Nous suivre
Actualités

Arbitrage vidéo : la recherche de la vérité dans le football au prix de la perte d’émotions ?

Nicolas Jacquemard

Publié le

Arbitrage vidéo football

Dans le cadre de notre dossier « arbitrage vidéo », place au cas du football, où la vidéo est en train d’être adoptée et sera utilisée lors de la Coupe du monde. Pour nous accompagner et nous éclairer, Benjamin Bruchet, rédacteur pour Furia Liga et Benjamin Cots, co-fondateur de Dicodusport.

Deux spécialistes fous de foot, mais avec des opinions bien différentes sur l’arbitrage vidéo, voilà où en est le football aujourd’hui sur cette problématique. Entre recherche de vérités et peur de dénaturer le jeu, les passionnés sont partagés.
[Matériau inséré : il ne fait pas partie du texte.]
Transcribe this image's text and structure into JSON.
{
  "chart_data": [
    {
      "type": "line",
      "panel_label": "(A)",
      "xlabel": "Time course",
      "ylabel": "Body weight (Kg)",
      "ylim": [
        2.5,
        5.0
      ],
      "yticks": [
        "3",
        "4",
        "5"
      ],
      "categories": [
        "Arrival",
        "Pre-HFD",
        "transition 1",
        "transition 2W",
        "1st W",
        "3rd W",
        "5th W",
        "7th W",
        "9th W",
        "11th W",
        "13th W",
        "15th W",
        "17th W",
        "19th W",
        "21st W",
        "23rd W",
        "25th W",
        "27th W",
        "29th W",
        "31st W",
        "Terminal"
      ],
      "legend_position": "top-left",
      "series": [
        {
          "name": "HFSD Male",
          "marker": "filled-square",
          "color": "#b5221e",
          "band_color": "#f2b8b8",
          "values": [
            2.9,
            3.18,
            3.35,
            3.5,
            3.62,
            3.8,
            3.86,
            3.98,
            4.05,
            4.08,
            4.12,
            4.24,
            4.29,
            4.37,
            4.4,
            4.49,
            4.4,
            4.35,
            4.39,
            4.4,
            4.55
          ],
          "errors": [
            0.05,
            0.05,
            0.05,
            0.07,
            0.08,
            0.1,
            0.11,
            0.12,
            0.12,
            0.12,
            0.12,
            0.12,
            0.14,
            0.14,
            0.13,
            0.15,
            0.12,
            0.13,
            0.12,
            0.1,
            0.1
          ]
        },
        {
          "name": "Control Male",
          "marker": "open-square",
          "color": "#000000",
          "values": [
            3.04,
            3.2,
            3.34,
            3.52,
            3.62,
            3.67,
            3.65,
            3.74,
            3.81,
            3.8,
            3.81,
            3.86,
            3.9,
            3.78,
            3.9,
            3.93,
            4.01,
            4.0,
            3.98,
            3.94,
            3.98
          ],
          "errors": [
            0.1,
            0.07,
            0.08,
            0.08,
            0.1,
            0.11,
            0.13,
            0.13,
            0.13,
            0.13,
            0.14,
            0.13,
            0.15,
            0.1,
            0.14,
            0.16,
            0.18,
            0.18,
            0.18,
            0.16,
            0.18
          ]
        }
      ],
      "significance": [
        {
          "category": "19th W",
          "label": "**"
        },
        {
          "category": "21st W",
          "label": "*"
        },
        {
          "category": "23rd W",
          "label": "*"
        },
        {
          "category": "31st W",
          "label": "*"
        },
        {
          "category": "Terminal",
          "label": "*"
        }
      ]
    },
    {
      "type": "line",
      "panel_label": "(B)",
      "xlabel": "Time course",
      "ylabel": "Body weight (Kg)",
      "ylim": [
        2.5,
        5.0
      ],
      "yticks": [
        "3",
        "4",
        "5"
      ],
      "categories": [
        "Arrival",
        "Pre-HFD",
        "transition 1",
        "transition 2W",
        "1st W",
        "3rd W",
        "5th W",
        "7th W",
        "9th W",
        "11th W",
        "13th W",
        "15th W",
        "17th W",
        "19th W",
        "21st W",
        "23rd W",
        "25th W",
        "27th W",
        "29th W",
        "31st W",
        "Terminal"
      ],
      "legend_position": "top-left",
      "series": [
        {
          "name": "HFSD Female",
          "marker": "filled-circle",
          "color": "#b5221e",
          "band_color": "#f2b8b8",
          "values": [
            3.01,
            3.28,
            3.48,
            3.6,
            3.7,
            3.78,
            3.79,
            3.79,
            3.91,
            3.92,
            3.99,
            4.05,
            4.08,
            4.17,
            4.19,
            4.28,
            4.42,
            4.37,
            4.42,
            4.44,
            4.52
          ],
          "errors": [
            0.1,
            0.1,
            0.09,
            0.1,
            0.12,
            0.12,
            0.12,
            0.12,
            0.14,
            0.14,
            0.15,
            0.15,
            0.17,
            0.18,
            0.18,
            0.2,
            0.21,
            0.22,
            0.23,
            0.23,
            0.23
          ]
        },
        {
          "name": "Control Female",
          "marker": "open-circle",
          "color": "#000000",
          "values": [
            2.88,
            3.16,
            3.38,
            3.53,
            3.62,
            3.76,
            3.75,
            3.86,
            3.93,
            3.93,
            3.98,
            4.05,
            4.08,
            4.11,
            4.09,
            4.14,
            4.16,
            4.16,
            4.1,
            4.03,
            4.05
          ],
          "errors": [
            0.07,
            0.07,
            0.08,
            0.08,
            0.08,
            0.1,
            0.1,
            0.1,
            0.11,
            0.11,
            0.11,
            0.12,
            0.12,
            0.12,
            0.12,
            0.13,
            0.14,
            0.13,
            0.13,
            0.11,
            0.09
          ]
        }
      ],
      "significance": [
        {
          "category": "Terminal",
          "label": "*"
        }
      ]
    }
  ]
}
Un débat qui dure depuis des années

Comme nous le rappelle Benjamin Bruchet, ce débat dans le foot fait rage depuis de nombreuses années et c’est seulement récemment que le pas a été franchi : « C’est une réflexion qui est ancienne mais qui arrive seulement maintenant dans le football. On se souvient des positions de Platini qui était farouchement contre son utilisation. Elle est utilisée depuis peu dans les championnats italien et allemand. Elle va arriver en Liga la saison prochaine, seule l’Angleterre a refusé son intégration pour l’instant. Elle s’utilise d’une manière plutôt claire à première vue : sur les actions litigieuses l’arbitre peut s’aider d’une petite télé pour prendre une décision. Souvent on ne comprend pas tout et ça laisse de longues minutes de vide assez particulières. »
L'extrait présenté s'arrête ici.